He went to the drawer where she kept all her cash and passport and even without opening it he knew they’d be gone.
He asked his driver to take him to The Harrington and when they told him about their confidentiality policy, one look at his murderous expression and they reneged. ‘We haven’t had anyone by that name check in.’
‘By any other name?’ James said, and perhaps it was more his anguish than anger that produced a small shake of the receptionist’s head.
James called Manu and told her what had happened and asked her to park herself in The Harrington’s reception just in case Leila did arrive.
‘I will explain what happened to her if she arrives,’ Manu offered, and James thanked her.
She wouldn’t go there though, James knew it. Leila would surely know that it would be the first place he would look.
It was the worst evening that turned into the worst night ever.
His driver drove around for hours as James’s eyes scanned the busy streets but all to no avail.

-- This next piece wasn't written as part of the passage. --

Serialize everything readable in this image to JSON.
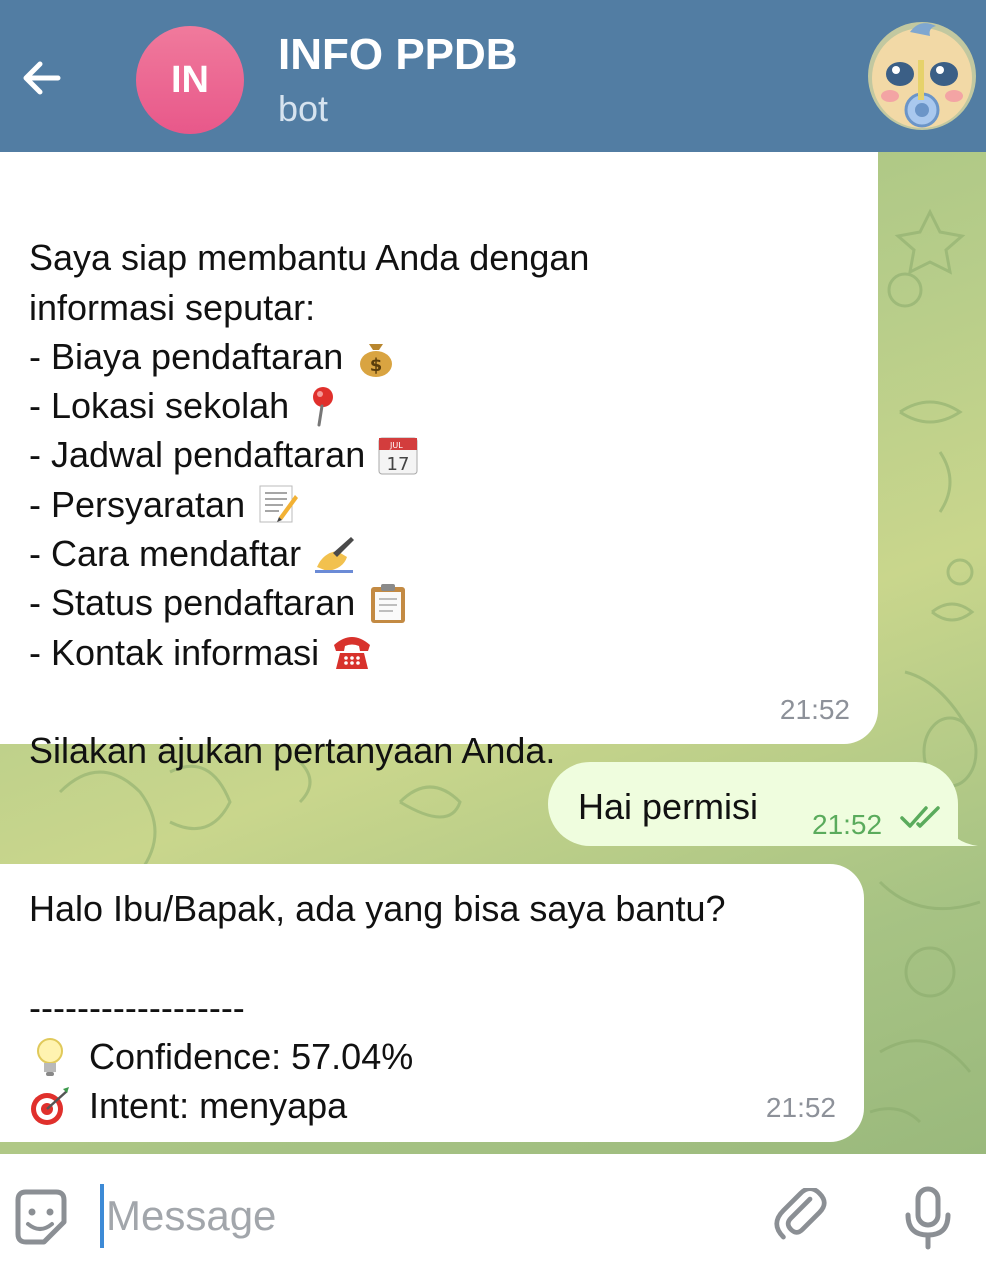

They went to the Middle Eastern restaurant where she had worked, but no, they hadn’t seen her either though they promised to let him know if she did show up.
James rang Spencer and asked him to be on the lookout.

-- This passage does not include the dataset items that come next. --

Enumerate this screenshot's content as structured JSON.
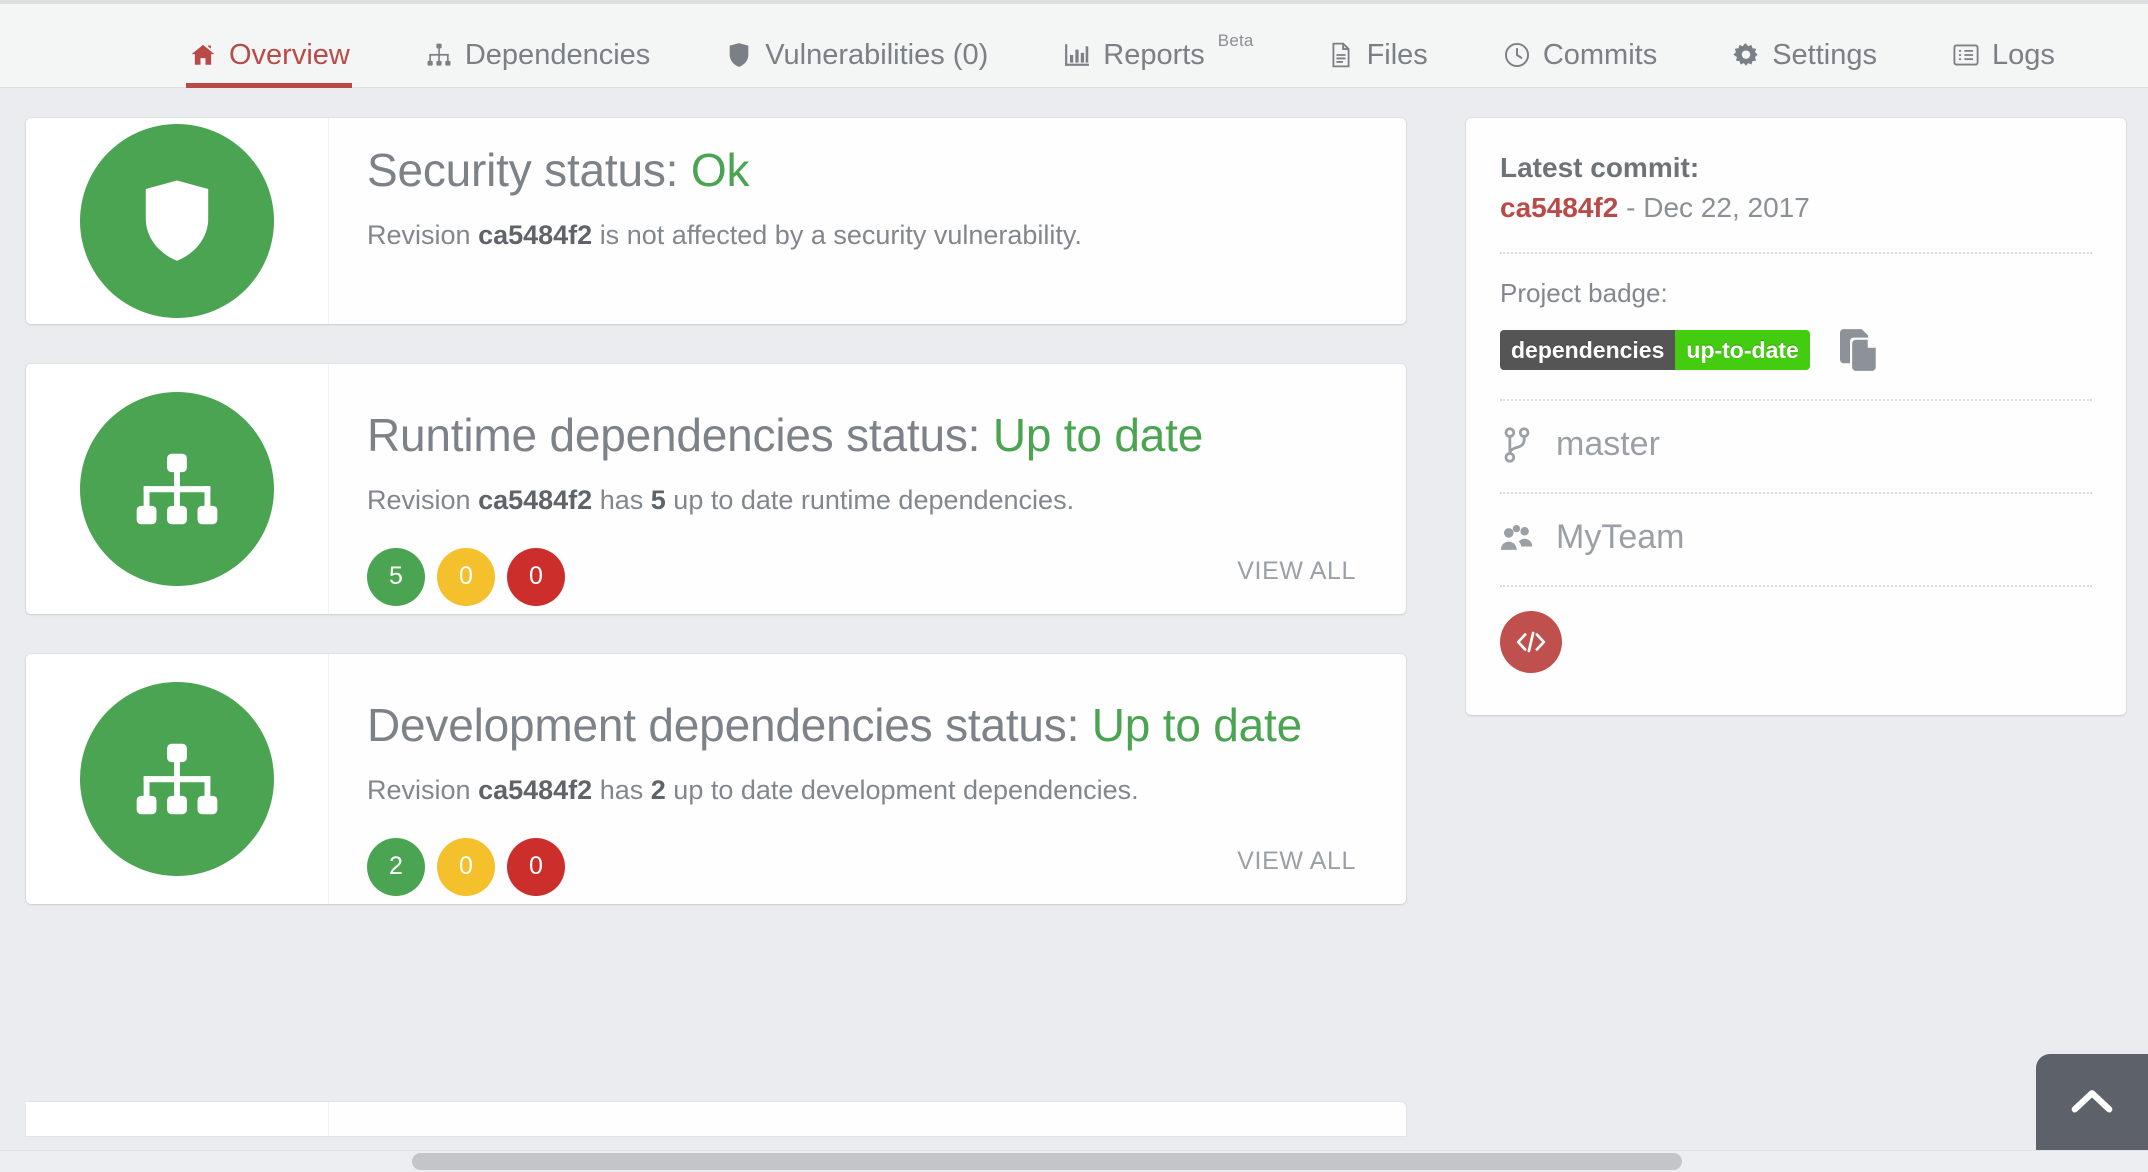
{
  "nav": {
    "tabs": [
      {
        "label": "Overview",
        "icon": "home-icon",
        "active": true,
        "beta": ""
      },
      {
        "label": "Dependencies",
        "icon": "sitemap-icon",
        "active": false,
        "beta": ""
      },
      {
        "label": "Vulnerabilities (0)",
        "icon": "shield-icon",
        "active": false,
        "beta": ""
      },
      {
        "label": "Reports",
        "icon": "bar-chart-icon",
        "active": false,
        "beta": "Beta"
      },
      {
        "label": "Files",
        "icon": "file-text-icon",
        "active": false,
        "beta": ""
      },
      {
        "label": "Commits",
        "icon": "clock-icon",
        "active": false,
        "beta": ""
      },
      {
        "label": "Settings",
        "icon": "gear-icon",
        "active": false,
        "beta": ""
      },
      {
        "label": "Logs",
        "icon": "list-alt-icon",
        "active": false,
        "beta": ""
      }
    ]
  },
  "cards": {
    "security": {
      "icon": "shield-icon",
      "title_prefix": "Security status:",
      "title_status": "Ok",
      "sub_a": "Revision",
      "sub_hash": "ca5484f2",
      "sub_b": "is not affected by a security vulnerability."
    },
    "runtime": {
      "icon": "sitemap-icon",
      "title_prefix": "Runtime dependencies status:",
      "title_status": "Up to date",
      "sub_a": "Revision",
      "sub_hash": "ca5484f2",
      "sub_mid": "has",
      "sub_count": "5",
      "sub_b": "up to date runtime dependencies.",
      "counters": {
        "green": "5",
        "yellow": "0",
        "red": "0"
      },
      "view_all": "VIEW ALL"
    },
    "development": {
      "icon": "sitemap-icon",
      "title_prefix": "Development dependencies status:",
      "title_status": "Up to date",
      "sub_a": "Revision",
      "sub_hash": "ca5484f2",
      "sub_mid": "has",
      "sub_count": "2",
      "sub_b": "up to date development dependencies.",
      "counters": {
        "green": "2",
        "yellow": "0",
        "red": "0"
      },
      "view_all": "VIEW ALL"
    }
  },
  "sidebar": {
    "latest_commit_label": "Latest commit:",
    "commit_hash": "ca5484f2",
    "commit_date_sep": " - ",
    "commit_date": "Dec 22, 2017",
    "project_badge_label": "Project badge:",
    "badge_left": "dependencies",
    "badge_right": "up-to-date",
    "copy_icon": "copy-icon",
    "branch_icon": "code-branch-icon",
    "branch": "master",
    "team_icon": "users-icon",
    "team": "MyTeam",
    "code_icon": "code-icon"
  },
  "chrome": {
    "scroll_top_icon": "chevron-up-icon",
    "hscrollbar": "horizontal-scrollbar"
  },
  "colors": {
    "accent_red": "#b94a48",
    "green": "#4ba451",
    "yellow": "#f4c02c",
    "red": "#cc2f2b",
    "badge_dark": "#555555",
    "badge_green": "#44cc11",
    "text_muted": "#82878d"
  }
}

He went to JFK airport where she had stood tasting snow on the night she had arrived here and he actually didn’t know what to do.
He had her phone and he even considered calling her parents, and asking them if he could be put through to Zayn, but James knew the pointlessness of that.
It had finally happened, James thought, when, like some drunk, he found himself calling out her name in the alley where Zayn and he had fought.
She’d made his wish come true because here he was at rock bottom and it looked as if he had lost them both.
Leila could well be on her way back to the cold of her family, to live a life of shame for the street bastard she had produced, and he thought then how her family would be with his daughter.
James looked up at the sky that might be carrying them both away now and there were no stars tonight. There would be no more stars without Leila, but then, as easily as that, he knew where she was.